The leading banner at the march called for “Victory to the resistance,” meaning the terrorist organizations including Hamas, Islamic Jihad and Hezbollah, which seek to destroy the State of Israel.
Protesters frequently chanted the rhyme “from the [Jordan] river to the [Mediterranean] sea, Palestine will be free,” essentially calling for Israel’s disappearance and its replacement with a Palestinian state.
Mick Napier, the Secretary of the Scottish Palestine Solidarity Campaign (SPCC), told protesters that Labour Party National Executive Committee member Peter Willsman should not have been suspended in May for saying that the Israeli embassy was behind allegations of anti-Semitism in the Labour Party.
Napier not only alleged that the Israeli embassy was behind the “phony” anti-Semitism “smears”, but that it also held workshops around the UK where he claimed that “Zios,” using an anti-Semitic slur word, plotted to orchestrate the “smears.”

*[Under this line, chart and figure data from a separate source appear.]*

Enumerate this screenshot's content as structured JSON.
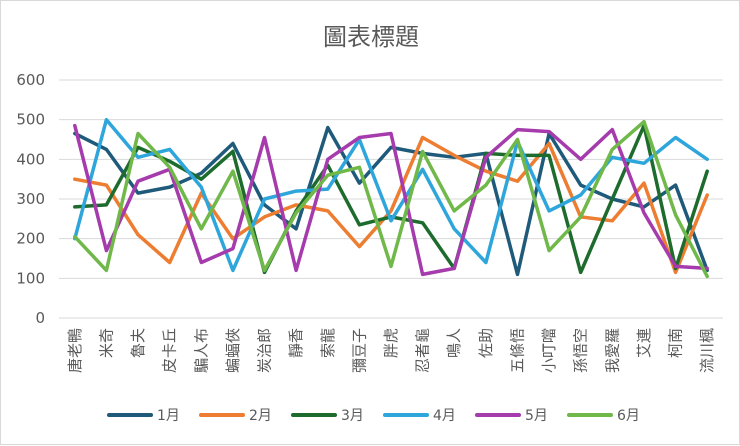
{
  "chart_data": {
    "type": "line",
    "title": "圖表標題",
    "xlabel": "",
    "ylabel": "",
    "ylim": [
      0,
      600
    ],
    "yticks": [
      0,
      100,
      200,
      300,
      400,
      500,
      600
    ],
    "grid": true,
    "legend_position": "bottom",
    "categories": [
      "唐老鴨",
      "米奇",
      "魯夫",
      "皮卡丘",
      "騙人布",
      "蝙蝠俠",
      "炭治郎",
      "靜香",
      "索龍",
      "彌豆子",
      "胖虎",
      "忍者龜",
      "鳴人",
      "佐助",
      "五條悟",
      "小叮噹",
      "孫悟空",
      "我愛羅",
      "艾連",
      "柯南",
      "流川楓"
    ],
    "series": [
      {
        "name": "1月",
        "color": "#1f5a7a",
        "values": [
          465,
          425,
          315,
          330,
          365,
          440,
          285,
          225,
          480,
          340,
          430,
          415,
          405,
          415,
          110,
          465,
          335,
          300,
          280,
          335,
          120
        ]
      },
      {
        "name": "2月",
        "color": "#ed7d31",
        "values": [
          350,
          335,
          210,
          140,
          315,
          200,
          255,
          285,
          270,
          180,
          270,
          455,
          410,
          370,
          345,
          440,
          255,
          245,
          340,
          115,
          310
        ]
      },
      {
        "name": "3月",
        "color": "#1e6b2e",
        "values": [
          280,
          285,
          430,
          395,
          350,
          420,
          115,
          270,
          385,
          235,
          255,
          240,
          125,
          415,
          410,
          410,
          115,
          300,
          485,
          125,
          370
        ]
      },
      {
        "name": "4月",
        "color": "#2ea6db",
        "values": [
          200,
          500,
          405,
          425,
          330,
          120,
          300,
          320,
          325,
          450,
          245,
          375,
          225,
          140,
          445,
          270,
          310,
          405,
          390,
          455,
          400
        ]
      },
      {
        "name": "5月",
        "color": "#a53bac",
        "values": [
          485,
          170,
          345,
          375,
          140,
          175,
          455,
          120,
          400,
          455,
          465,
          110,
          125,
          405,
          475,
          470,
          400,
          475,
          265,
          130,
          125
        ]
      },
      {
        "name": "6月",
        "color": "#70b849",
        "values": [
          205,
          120,
          465,
          380,
          225,
          370,
          120,
          265,
          360,
          380,
          130,
          420,
          270,
          335,
          450,
          170,
          255,
          425,
          495,
          260,
          105
        ]
      }
    ]
  }
}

In 2017, Napier was found guilty of aggravated trespass at a protest outside a cosmetics store in Glasgow during the 2014 Operation Protective Edge in Gaza. The SPCC has previously been censored over many of its supporters’ extremely anti-Semitic views.
A group of anti-terrorism activists waving Israeli flags held a counter-demonstration and confronted the marchers, engulfing them in a cloud of blue and white smoke.

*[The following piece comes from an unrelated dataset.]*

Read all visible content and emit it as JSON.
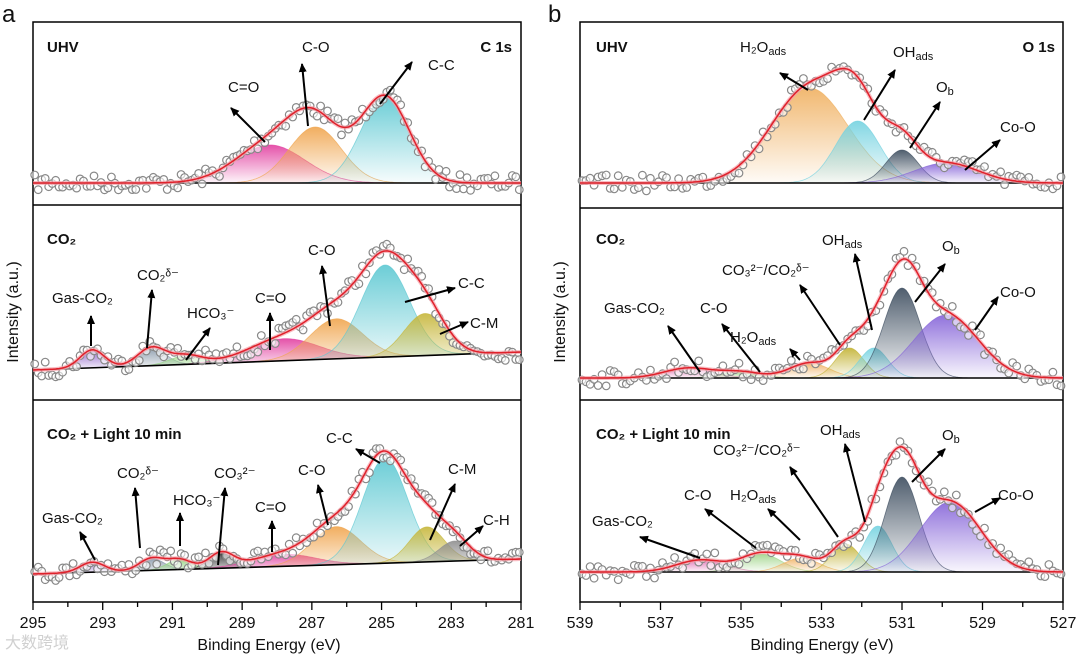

While in previous years the march has been a pro-Hezbollah parade with marchers waving Hezbollah flags, no Hezbollah signs were visible this year after UK Home Secretary Sajid Javid in February proscribed the entire organization as a terror group, and canceled the differentiation between Hezbollah’s “military wing” and its “political wing.” Police now can seize flags or clothing bearing the insignia of terrorist organizations.
Volunteers from the UK-based Campaign Against Antisemitism (CAA) arrived at the protest to gather evidence about the open anti-Semitism expressed by the participants
Prior to the parade, CAA and other pro-Israel organizations met with the Metropolitan Police Service who vowed to “intervene to enforce the law” if Hezbollah flags were flown.

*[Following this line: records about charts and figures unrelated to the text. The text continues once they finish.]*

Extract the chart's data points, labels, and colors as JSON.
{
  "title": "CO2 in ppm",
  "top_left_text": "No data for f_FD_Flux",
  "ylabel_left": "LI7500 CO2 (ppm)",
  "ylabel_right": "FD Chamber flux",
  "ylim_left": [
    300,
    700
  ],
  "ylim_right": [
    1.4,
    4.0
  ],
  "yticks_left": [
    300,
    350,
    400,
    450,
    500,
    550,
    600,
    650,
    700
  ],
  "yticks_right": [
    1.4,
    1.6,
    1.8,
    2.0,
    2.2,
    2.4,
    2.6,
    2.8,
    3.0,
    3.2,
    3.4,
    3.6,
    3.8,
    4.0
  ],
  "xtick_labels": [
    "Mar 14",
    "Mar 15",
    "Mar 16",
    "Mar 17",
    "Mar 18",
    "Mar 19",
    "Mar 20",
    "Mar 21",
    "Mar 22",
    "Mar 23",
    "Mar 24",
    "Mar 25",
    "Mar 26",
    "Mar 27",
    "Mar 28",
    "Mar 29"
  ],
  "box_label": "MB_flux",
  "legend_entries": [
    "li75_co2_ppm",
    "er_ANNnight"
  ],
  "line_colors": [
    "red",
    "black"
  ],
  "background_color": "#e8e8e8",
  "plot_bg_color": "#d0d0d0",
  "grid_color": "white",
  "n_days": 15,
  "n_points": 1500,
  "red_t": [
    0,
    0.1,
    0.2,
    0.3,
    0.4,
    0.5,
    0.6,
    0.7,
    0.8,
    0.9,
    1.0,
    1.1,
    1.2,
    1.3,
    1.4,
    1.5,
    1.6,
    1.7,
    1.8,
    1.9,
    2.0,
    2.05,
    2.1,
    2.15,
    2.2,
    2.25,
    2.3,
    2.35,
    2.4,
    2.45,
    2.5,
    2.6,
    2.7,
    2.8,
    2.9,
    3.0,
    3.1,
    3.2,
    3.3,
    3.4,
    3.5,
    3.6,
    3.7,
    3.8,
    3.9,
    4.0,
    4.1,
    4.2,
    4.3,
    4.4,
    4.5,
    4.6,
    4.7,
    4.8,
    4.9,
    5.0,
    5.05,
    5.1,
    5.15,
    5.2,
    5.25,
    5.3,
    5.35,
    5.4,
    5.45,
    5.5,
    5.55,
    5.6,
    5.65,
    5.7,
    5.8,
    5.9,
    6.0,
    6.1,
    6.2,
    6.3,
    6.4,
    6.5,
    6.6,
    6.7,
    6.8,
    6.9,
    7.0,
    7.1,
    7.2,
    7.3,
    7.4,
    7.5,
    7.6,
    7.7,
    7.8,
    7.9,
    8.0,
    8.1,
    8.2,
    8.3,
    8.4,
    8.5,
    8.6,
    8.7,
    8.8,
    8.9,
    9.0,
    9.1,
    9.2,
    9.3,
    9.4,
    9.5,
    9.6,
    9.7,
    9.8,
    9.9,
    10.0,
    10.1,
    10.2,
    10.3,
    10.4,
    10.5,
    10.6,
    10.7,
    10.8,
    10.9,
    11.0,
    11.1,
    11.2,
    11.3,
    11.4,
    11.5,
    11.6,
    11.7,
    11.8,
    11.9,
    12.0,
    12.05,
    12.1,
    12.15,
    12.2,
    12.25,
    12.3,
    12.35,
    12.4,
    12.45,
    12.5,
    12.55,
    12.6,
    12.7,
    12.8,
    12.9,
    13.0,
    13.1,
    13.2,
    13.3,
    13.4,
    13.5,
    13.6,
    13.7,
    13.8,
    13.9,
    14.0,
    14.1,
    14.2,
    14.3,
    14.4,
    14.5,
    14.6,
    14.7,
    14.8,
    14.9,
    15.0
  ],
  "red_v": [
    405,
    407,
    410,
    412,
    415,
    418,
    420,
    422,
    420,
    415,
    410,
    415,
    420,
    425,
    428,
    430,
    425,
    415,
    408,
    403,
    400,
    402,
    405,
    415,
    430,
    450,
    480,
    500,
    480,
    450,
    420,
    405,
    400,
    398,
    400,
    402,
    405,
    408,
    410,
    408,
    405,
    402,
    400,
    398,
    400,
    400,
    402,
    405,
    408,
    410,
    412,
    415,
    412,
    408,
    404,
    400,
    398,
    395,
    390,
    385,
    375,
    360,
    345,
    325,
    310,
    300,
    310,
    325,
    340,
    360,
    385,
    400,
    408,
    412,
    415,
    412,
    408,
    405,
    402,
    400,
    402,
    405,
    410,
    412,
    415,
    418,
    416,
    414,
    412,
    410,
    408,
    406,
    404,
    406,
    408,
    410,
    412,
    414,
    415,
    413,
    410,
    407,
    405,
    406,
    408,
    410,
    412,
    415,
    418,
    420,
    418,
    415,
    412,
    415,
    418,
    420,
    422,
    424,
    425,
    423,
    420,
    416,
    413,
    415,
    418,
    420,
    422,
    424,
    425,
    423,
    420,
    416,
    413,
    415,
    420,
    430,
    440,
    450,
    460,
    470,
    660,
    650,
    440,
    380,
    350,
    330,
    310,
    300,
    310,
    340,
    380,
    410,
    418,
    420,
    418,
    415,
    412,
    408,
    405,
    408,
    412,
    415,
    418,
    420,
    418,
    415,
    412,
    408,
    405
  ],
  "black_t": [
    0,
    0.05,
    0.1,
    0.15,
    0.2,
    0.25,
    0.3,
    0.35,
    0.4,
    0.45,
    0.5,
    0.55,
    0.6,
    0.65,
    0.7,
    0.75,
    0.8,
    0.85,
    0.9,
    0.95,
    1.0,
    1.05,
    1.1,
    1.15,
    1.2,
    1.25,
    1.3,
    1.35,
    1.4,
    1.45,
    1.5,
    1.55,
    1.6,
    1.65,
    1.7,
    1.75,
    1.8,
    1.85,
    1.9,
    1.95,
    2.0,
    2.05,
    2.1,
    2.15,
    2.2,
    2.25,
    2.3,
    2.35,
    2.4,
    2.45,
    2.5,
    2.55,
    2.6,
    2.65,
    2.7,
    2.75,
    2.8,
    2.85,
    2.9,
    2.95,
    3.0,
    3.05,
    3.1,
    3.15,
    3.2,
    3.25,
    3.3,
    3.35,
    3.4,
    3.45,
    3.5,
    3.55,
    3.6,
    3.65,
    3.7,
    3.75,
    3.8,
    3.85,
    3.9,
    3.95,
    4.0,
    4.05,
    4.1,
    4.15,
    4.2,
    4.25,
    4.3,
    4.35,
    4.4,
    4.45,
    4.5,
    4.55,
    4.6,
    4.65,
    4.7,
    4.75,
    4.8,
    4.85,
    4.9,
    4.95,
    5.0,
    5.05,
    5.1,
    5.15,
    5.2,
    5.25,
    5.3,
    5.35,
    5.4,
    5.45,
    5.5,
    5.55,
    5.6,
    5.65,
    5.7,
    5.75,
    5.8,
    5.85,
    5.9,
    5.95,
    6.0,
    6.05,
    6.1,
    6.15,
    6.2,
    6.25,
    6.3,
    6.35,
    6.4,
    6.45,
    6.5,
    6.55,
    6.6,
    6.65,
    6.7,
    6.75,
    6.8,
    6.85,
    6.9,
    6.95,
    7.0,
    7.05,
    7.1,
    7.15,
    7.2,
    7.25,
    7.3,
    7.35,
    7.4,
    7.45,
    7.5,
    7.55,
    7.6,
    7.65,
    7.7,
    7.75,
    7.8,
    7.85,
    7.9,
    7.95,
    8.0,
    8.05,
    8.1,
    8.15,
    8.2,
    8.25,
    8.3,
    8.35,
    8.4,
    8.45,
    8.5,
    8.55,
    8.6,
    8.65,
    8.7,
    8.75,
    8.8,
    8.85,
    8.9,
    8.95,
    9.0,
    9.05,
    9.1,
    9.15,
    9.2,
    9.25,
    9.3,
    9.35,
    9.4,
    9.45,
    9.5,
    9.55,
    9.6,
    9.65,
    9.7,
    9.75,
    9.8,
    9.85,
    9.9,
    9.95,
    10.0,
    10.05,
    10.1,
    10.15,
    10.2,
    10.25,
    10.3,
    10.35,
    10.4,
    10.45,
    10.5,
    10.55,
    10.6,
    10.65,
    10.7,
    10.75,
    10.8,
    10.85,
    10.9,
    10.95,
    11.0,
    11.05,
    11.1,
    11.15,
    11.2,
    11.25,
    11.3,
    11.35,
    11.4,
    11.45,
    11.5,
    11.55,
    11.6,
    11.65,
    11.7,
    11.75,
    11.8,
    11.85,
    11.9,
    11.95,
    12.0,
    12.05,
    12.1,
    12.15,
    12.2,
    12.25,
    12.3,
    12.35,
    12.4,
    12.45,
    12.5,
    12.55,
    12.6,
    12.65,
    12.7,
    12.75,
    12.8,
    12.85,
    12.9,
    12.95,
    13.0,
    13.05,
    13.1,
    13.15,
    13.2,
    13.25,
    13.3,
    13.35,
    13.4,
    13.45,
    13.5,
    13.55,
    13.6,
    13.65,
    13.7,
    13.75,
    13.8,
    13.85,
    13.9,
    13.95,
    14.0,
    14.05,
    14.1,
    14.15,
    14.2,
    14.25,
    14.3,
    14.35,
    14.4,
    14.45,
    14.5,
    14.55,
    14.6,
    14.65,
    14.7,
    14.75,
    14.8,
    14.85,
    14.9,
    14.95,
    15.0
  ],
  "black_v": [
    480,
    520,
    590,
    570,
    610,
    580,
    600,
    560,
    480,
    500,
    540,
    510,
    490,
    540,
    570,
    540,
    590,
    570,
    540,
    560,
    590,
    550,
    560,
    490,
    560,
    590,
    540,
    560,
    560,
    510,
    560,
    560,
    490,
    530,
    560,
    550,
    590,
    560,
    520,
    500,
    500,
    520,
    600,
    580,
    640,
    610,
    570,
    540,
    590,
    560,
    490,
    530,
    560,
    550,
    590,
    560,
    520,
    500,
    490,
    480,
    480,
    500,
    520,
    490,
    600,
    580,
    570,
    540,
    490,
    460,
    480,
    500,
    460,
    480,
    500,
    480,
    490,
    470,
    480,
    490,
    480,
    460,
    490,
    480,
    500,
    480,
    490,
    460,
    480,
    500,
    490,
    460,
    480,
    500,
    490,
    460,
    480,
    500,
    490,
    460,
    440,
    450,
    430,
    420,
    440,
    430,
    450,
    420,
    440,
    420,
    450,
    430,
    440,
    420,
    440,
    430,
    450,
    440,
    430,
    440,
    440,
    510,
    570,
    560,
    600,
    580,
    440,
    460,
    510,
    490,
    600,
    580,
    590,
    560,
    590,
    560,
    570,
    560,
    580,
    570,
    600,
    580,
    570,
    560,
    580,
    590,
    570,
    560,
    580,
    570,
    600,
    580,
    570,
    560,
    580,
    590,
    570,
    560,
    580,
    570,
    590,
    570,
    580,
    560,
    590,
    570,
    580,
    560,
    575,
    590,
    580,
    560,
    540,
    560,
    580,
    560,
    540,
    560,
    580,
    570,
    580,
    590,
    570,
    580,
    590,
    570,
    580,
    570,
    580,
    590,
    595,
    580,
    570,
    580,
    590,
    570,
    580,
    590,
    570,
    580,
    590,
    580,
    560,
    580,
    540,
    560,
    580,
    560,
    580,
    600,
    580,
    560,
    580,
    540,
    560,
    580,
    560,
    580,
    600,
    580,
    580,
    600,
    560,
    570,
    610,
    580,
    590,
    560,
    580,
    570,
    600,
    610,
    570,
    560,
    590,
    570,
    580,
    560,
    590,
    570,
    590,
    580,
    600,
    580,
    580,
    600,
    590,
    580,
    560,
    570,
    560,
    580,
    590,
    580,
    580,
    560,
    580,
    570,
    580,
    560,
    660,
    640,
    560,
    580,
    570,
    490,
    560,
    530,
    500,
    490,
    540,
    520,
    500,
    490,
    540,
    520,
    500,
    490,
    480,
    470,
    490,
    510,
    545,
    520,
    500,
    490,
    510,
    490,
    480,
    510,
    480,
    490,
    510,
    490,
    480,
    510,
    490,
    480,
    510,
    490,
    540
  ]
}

At least one person from the parade was arrested on suspicion of assaulting a police officer. There are reports that another person was arrested for allegedly assaulting an anti-terrorism activist.
CAA reported that its volunteers from its Demonstrations and Event Monitoring Unit gathered “extensive evidence,” which the CAA’s Regulatory Enforcement Unit is now considering.